Ensemble Learning Methods

Ensemble learning is another extensively used category in the prediction field. It is the process that combines many classifiers to achieve better prediction accuracy with high confidence estimation. Ensemble learning aims to overcome: data size issues, features heterogeneity in dataset, or even the complexity of single classifier’s decision boundaries. Ensemble methods can be generated by one of the most common following techniques: bagging, boosting, voting, and stacking. However, in this last subsection, we will discuss some of the widely used and founded ensemble prediction techniques in a green cloud computing environment.

Since each cloud provider (CP) has its own implementation idiosyncrasies, this author [93] provides a new very generic elasticity framework called VADARA that transparently connects and abstracts several CPs API behaviors. Then, to forecast future workload demand using these various elasticity strategies, it introduces a padding of several individual forecasting methods combined in a single forecasting technique. The proposed combination uses a weighted k-nearest neighbors algorithm, which outputs a weighted average of the k methods with the lowest error value for recent forecasts. Another framework [94] was designed to predict application execution times with a given resource (VM number) in a Hadoop virtual environment using three-phase prediction process. The first is an application’s behavior analysis phase, the second is a creation of training dataset phase, and the last phase trains various ML algorithms using an ensemble learning bagging combined with M5P (regression tree) and LR (linear regression) to find the best classifiers. Experimental results concluded that linear regression model shows less accuracy than M5P model, because the training dataset attributes used in this study have nonlinear effects depending on the system behavior, resource consumption, and workload.

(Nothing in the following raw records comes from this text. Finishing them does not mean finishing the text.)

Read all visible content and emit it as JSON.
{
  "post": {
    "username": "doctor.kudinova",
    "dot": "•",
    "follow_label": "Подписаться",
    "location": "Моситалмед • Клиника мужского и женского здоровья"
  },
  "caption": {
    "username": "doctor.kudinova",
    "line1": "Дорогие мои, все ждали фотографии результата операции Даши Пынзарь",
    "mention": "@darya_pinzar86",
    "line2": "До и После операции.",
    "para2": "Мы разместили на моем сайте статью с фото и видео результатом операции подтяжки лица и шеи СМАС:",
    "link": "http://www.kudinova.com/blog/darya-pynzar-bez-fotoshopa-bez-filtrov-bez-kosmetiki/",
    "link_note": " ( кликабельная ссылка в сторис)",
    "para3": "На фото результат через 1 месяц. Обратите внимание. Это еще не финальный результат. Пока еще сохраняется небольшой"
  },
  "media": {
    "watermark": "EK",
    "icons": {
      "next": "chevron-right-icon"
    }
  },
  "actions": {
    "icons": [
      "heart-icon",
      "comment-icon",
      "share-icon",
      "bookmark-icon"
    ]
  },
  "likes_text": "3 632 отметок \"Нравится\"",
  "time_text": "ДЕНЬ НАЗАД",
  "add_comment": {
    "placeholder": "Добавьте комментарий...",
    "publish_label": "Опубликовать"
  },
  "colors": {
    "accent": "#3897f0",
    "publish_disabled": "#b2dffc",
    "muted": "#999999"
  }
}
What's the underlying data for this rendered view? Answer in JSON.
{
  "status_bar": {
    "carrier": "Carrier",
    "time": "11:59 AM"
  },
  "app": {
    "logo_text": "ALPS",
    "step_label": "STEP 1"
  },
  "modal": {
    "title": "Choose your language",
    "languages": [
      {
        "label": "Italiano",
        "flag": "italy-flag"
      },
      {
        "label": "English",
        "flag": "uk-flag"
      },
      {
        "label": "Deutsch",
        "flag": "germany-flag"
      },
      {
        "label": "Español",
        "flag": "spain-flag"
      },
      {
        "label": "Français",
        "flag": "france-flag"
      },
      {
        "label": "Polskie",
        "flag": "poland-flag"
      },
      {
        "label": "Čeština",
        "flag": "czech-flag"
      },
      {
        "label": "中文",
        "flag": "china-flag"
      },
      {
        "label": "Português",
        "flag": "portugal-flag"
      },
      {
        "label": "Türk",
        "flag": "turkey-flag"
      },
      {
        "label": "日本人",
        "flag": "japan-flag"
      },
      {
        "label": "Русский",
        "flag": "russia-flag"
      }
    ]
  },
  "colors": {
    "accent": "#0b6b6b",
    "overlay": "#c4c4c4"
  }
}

Again, the bagging approach has been used in [95] through an improved version, to reduce the prediction error for learning the selected algorithms set with default parameters: (SVM, random forest, K-nearest neighbor, and neural network). In this improved version, instead of just randomly taking samples from dataset and using each one to build a separate model, it applies re-weighting on the training set to prevent under-performing the ensemble members. Finally, to select the best fit n models from improved and unstable models, the hill climbing approach was taken into consideration.

To predict workload time series in cloud, this author [96] uses another performed ensemble learning approaches called stacking combining first the unsupervised autoencoder used to learn a “representation” of the input, and a recurrent neural network (RNN) layer trained in order to provide final predictions. In order to avoid the exploding and vanishing gradient issues in learning dependencies, three models were selected as candidates for this prediction model. The first one is identity recurrent neural network (IRNN), the second is long short-term memory (LSTM), and the last is gated recurrent unit (GRU). Since input data were already normalized, a tenfold cross-validation was used to partition data into equal size training subsamples. Experimental results show that GRU is more computational efficient and faster to train because of his less complicated structure. Another study [97] proposes a linear stacking resources prediction (LSRP) based on stacking framework that trains in the first level some time-series-based models (last predicting, AR, ARMA, and ARIMA). Then, it constructs a new training set using linear model by combining the outputs of the first stage and real workloads and updates weights using constrained convex optimization methods. In different workload types, the proposed model showed more robustness and accuracy. One more ensemble-based workload prediction mechanism is proposed [98] based on stack generalization (stacking) of K-nearest neighbor and decision tree. However, instead of using an optimization approach for constructing and selecting the best set of methods, an over produce and choose (OPC) approach was adopted to produce first a large set of candidate classifiers and then select the subset of classifiers that can be combined to achieve optimal accuracy based on the degree of error diversity rather than a specific combination rules. However, to come up with a prediction method that can be trained in real time and that can capture the latest trends and workload characteristics, an online ensemble workload prediction mechanism based again on time series and machine learning techniques was proposed [99]. Here each method was fitted to a history window for the last tactual data points. Next, an exponential smoothing model was used to fit errors and calculate method’s contribution.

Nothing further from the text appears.